In Massachusetts, the first variable is weekly income.  The court needs to know the weekly income of the payor and the payee.  People with traditional employment can use their last three pay stubs and W-2s to prove the total income.  People who are self-employed should prepare for a bit of tension over their income, since opposing counsel might request their company’s books and accounts, a deposition of the bookkeeper, and tax documentation.  Beware that commissions, royalties, bonuses, dividends, veteran’s benefits, unemployment, pensions, rental income, and more count as income.


The next variable is weekly child care costs.  This figure must be the reasonable child care costs due to a party’s gainful employment.  In other words, a stay-at-home parent is probably not going to receive a credit for a weekly nanny, unless the attorneys can make an argument for a deviation from the regular child support formula.  This figure is then deducted from the gross income of the party who pays the child care.
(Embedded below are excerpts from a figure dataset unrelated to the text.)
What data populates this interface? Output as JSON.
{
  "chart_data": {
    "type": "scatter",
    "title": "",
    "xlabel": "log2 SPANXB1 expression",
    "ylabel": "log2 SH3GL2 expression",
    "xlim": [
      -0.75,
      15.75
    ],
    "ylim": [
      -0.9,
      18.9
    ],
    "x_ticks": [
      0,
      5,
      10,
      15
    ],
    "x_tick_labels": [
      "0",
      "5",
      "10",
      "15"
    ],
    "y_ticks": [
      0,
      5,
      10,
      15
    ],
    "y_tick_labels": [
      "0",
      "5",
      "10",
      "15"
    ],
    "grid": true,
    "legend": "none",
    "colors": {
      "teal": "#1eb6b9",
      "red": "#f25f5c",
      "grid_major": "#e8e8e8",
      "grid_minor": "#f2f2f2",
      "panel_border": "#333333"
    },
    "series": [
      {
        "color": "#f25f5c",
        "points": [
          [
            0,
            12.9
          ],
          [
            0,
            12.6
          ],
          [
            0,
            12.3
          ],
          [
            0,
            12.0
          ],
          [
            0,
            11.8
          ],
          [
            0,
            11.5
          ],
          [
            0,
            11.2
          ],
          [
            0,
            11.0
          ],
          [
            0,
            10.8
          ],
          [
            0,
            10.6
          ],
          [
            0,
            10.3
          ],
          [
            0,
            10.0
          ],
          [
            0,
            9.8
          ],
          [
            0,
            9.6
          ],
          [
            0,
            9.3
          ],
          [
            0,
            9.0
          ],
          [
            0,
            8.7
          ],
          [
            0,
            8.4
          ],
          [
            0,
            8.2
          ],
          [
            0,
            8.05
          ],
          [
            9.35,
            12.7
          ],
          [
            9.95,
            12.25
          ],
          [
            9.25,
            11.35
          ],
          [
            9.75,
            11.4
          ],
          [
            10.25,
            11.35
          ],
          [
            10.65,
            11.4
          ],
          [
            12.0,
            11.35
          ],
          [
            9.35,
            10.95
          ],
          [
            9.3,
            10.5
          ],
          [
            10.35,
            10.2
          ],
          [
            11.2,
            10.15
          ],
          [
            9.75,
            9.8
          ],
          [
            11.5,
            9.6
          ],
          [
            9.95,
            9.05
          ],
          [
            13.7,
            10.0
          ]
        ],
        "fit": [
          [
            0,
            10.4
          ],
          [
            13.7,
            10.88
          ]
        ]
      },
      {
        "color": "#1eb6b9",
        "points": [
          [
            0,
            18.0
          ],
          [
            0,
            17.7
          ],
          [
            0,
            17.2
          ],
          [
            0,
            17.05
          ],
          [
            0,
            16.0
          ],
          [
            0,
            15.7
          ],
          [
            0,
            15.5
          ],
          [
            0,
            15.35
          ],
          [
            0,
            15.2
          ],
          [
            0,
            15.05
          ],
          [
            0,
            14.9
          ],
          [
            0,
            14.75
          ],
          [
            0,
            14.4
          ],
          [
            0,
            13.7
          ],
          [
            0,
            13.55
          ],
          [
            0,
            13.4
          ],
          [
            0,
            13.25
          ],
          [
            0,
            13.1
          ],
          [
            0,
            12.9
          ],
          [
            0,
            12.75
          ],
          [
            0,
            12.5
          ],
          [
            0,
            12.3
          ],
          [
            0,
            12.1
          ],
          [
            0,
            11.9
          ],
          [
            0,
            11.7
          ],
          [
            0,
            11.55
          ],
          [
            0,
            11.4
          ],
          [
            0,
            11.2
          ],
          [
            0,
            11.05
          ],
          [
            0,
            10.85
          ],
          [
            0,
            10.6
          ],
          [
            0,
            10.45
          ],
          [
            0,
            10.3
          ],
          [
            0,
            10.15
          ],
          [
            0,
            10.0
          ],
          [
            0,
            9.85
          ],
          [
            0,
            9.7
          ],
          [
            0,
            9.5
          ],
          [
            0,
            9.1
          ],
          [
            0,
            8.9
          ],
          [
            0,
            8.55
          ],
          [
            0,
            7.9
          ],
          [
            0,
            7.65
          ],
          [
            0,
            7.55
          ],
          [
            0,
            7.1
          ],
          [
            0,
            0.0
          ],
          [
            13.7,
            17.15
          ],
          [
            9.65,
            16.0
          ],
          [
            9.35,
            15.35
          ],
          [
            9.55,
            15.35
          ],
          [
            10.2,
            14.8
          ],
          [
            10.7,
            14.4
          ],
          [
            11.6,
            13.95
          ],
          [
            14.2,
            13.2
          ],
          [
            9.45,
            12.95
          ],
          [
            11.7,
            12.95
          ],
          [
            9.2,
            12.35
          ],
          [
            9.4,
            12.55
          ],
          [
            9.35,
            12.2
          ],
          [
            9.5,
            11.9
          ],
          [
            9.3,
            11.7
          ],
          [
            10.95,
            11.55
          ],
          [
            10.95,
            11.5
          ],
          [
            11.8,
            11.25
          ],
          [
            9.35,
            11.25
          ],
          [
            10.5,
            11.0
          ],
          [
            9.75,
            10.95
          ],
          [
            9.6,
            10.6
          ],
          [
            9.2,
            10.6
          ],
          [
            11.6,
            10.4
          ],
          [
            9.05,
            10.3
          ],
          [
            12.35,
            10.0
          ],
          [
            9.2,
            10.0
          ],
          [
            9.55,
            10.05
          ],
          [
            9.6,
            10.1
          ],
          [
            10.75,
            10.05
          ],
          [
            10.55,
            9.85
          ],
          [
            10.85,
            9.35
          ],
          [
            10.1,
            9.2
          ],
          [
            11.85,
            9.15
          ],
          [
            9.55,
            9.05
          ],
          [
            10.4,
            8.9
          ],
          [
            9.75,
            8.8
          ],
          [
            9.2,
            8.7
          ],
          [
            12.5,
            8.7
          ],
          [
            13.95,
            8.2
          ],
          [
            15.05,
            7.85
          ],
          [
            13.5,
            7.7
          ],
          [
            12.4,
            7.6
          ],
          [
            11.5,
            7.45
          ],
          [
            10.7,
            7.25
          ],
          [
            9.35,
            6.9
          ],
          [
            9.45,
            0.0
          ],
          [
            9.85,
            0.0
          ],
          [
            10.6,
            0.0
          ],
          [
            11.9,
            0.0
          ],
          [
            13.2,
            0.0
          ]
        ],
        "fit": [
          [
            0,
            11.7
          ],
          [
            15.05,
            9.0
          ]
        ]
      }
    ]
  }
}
Health insurance costs for the minor children are also deducted from the gross income of the party who pays health insurance.  The party who covers the health insurance should provide a print-out from their human resources department indicating the exact cost to cover the children.  This is not necessarily the amount the party pays.  Instead, it is the amount the party pays minus the amount the party would pay for an individual, non-family plan.  The party who covers insurance should similarly provide the figures for dental and vision insurance for the children.


The final variable is other child support obligations, which are only relevant where there is a legal obligation to pay child support.  To get credit for child support, you must have a standing order to pay.  Most likely, you will not receive a full credit for support where you are overpaying a support order, paying support to an emancipated child, or paying for a child whose support has never been adjudicated.